Tenure votes are among the most carefully guarded secrets in the academy, but not in this case. In separate meetings, both the political science department and a committee of the college voted to give Finkelstein tenure. The department vote, according to The Chronicle, was 9 to 3, and the College Personnel Committee's was 5 to 0. The confidential departmental report, according to The Chronicle, concluded that "while not all members of the department share a love of polemic and inflammatory rhetoric as practiced by Norman and his adversaries, there is clearly a substantial and serious record of scholarly production and achievement." But Charles Suchar, dean of the College of Liberal Arts and Sciences, recommended against tenure. In what The Chronicle called "language similar to that used by Mr. Dershowitz," the dean wrote, "I find the personal attacks in many of Dr. Finkelstein's published books to border on character assassination and, in my opinion, they embody a strategy clearly aimed at destroying the reputation of many who oppose his views."

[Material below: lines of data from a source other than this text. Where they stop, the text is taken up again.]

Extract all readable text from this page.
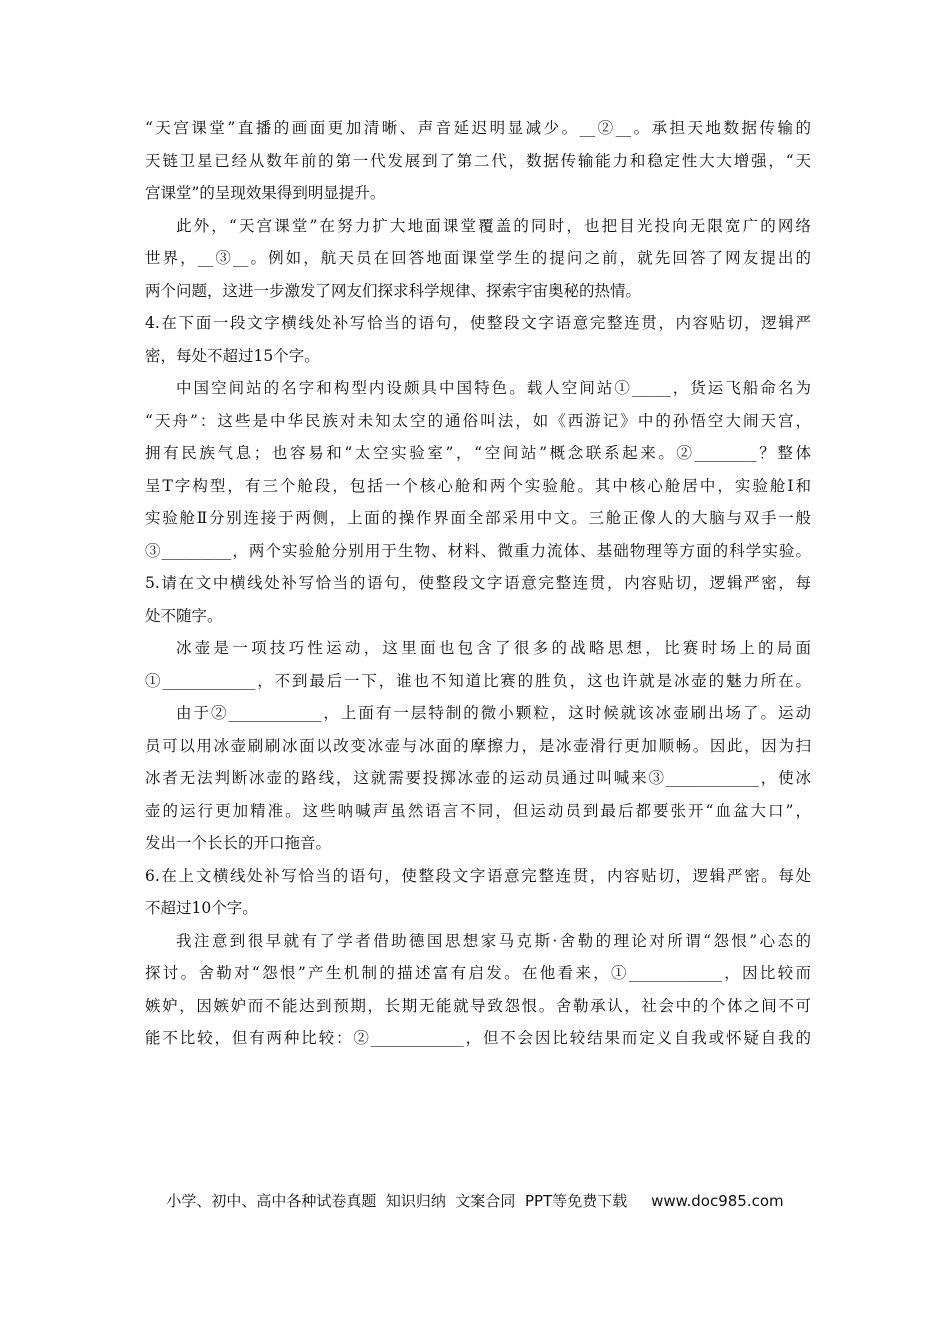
“天宫课堂”直播的画面更加清晰、声音延迟明显减少。__②__。承担天地数据传输的
天链卫星已经从数年前的第一代发展到了第二代，数据传输能力和稳定性大大增强，“天
宫课堂”的呈现效果得到明显提升。
此外，“天宫课堂”在努力扩大地面课堂覆盖的同时，也把目光投向无限宽广的网络
世界，__③__。例如，航天员在回答地面课堂学生的提问之前，就先回答了网友提出的
两个问题，这进一步激发了网友们探求科学规律、探索宇宙奥秘的热情。
4.在下面一段文字横线处补写恰当的语句，使整段文字语意完整连贯，内容贴切，逻辑严
密，每处不超过15个字。
中国空间站的名字和构型内设颇具中国特色。载人空间站①_____，货运飞船命名为
“天舟”：这些是中华民族对未知太空的通俗叫法，如《西游记》中的孙悟空大闹天宫，
拥有民族气息；也容易和“太空实验室”，“空间站”概念联系起来。②________？整体
呈T字构型，有三个舱段，包括一个核心舱和两个实验舱。其中核心舱居中，实验舱Ⅰ和
实验舱Ⅱ分别连接于两侧，上面的操作界面全部采用中文。三舱正像人的大脑与双手一般
③_________，两个实验舱分别用于生物、材料、微重力流体、基础物理等方面的科学实验。
5.请在文中横线处补写恰当的语句，使整段文字语意完整连贯，内容贴切，逻辑严密，每
处不随字。
冰壶是一项技巧性运动，这里面也包含了很多的战略思想，比赛时场上的局面
①____________，不到最后一下，谁也不知道比赛的胜负，这也许就是冰壶的魅力所在。
由于②____________，上面有一层特制的微小颗粒，这时候就该冰壶刷出场了。运动
员可以用冰壶刷刷冰面以改变冰壶与冰面的摩擦力，是冰壶滑行更加顺畅。因此，因为扫
冰者无法判断冰壶的路线，这就需要投掷冰壶的运动员通过叫喊来③____________，使冰
壶的运行更加精准。这些呐喊声虽然语言不同，但运动员到最后都要张开“血盆大口”，
发出一个长长的开口拖音。
6.在上文横线处补写恰当的语句，使整段文字语意完整连贯，内容贴切，逻辑严密。每处
不超过10个字。
我注意到很早就有了学者借助德国思想家马克斯·舍勒的理论对所谓“怨恨”心态的
探讨。舍勒对“怨恨”产生机制的描述富有启发。在他看来，①____________，因比较而
嫉妒，因嫉妒而不能达到预期，长期无能就导致怨恨。舍勒承认，社会中的个体之间不可
能不比较，但有两种比较：②____________，但不会因比较结果而定义自我或怀疑自我的
小学、初中、高中各种试卷真题  知识归纳  文案合同  PPT等免费下载     www.doc985.com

Among the numerous comments on the case, the most thoughtful come from University of Chicago historian Peter Novick, who has written the definitive book on the history of US Holocaust commemoration (see my "Holocaust Creationism," July 12, 1999). He's been a sharp critic of Finkelstein's writing, declaring that many of the assertions in Finkelstein's The Holocaust Industry are "pure invention" and calling the book "a twenty-first century updating of 'The Protocols of the Elders of Zion.'" But Novick objects to the way Dershowitz portrayed him--as an ally in the campaign to block Finkelstein's tenure.
At Dershowitz's suggestion, the political science chair asked Novick for "the clearest and most egregious instances" of Finkelstein's malfeasance. Novick replied that while inviting outside opinions on a candidate for tenure was common, soliciting "the dirt" was totally improper, and he wouldn't satisfy such a request. Novick then published key parts of his letter in The Chronicle to publicly disassociate himself from Dershowitz's tactics.
"Of course Finkelstein's work--like that of all of us--is 'flawed,'" Novick wrote. The question, he said, is "whether, on balance, the positive contribution of the totality of his scholarly work outweighs its faults." His own published criticisms of Finkelstein's The Holocaust Industry "reflect my values, my sensibility, who I am...but I don't confuse those criticisms with holy writ." Novick then appealed for "pluralism" in the academy: "There are those who relish the adversarial role, who delight in combat, whose greatest joy is in advancing a cause... such people are often inclined to stretch evidence to the breaking point, and occasionally beyond.... Professor Finkelstein seems to be of that number, as does Professor Dershowitz." That was not his own style, Novick said. While it would be "disastrous," he wrote, "to have a university composed exclusively of people like Finkelstein and Dershowitz," it would be "equally undesirable to have a university composed exclusively of people like me."
Finally, Novick wrote that "Dershowitz's highly publicized intervention has, it seems to me, made it impossible for DePaul to reject Finkelstein's bid for tenure without everyone concluding that DePaul had capitulated to Dershowitz's bullying." If the administration denied him tenure on legitimate scholarly grounds, he said, they'd have to live with the fallout.
Novick told me that he thinks Finkelstein and Dershowitz "deserve each other." But he added that "it's not Finkelstein who's threatening Dershowitz's employment." DePaul's final decision, to be made by the university president, is expected in June.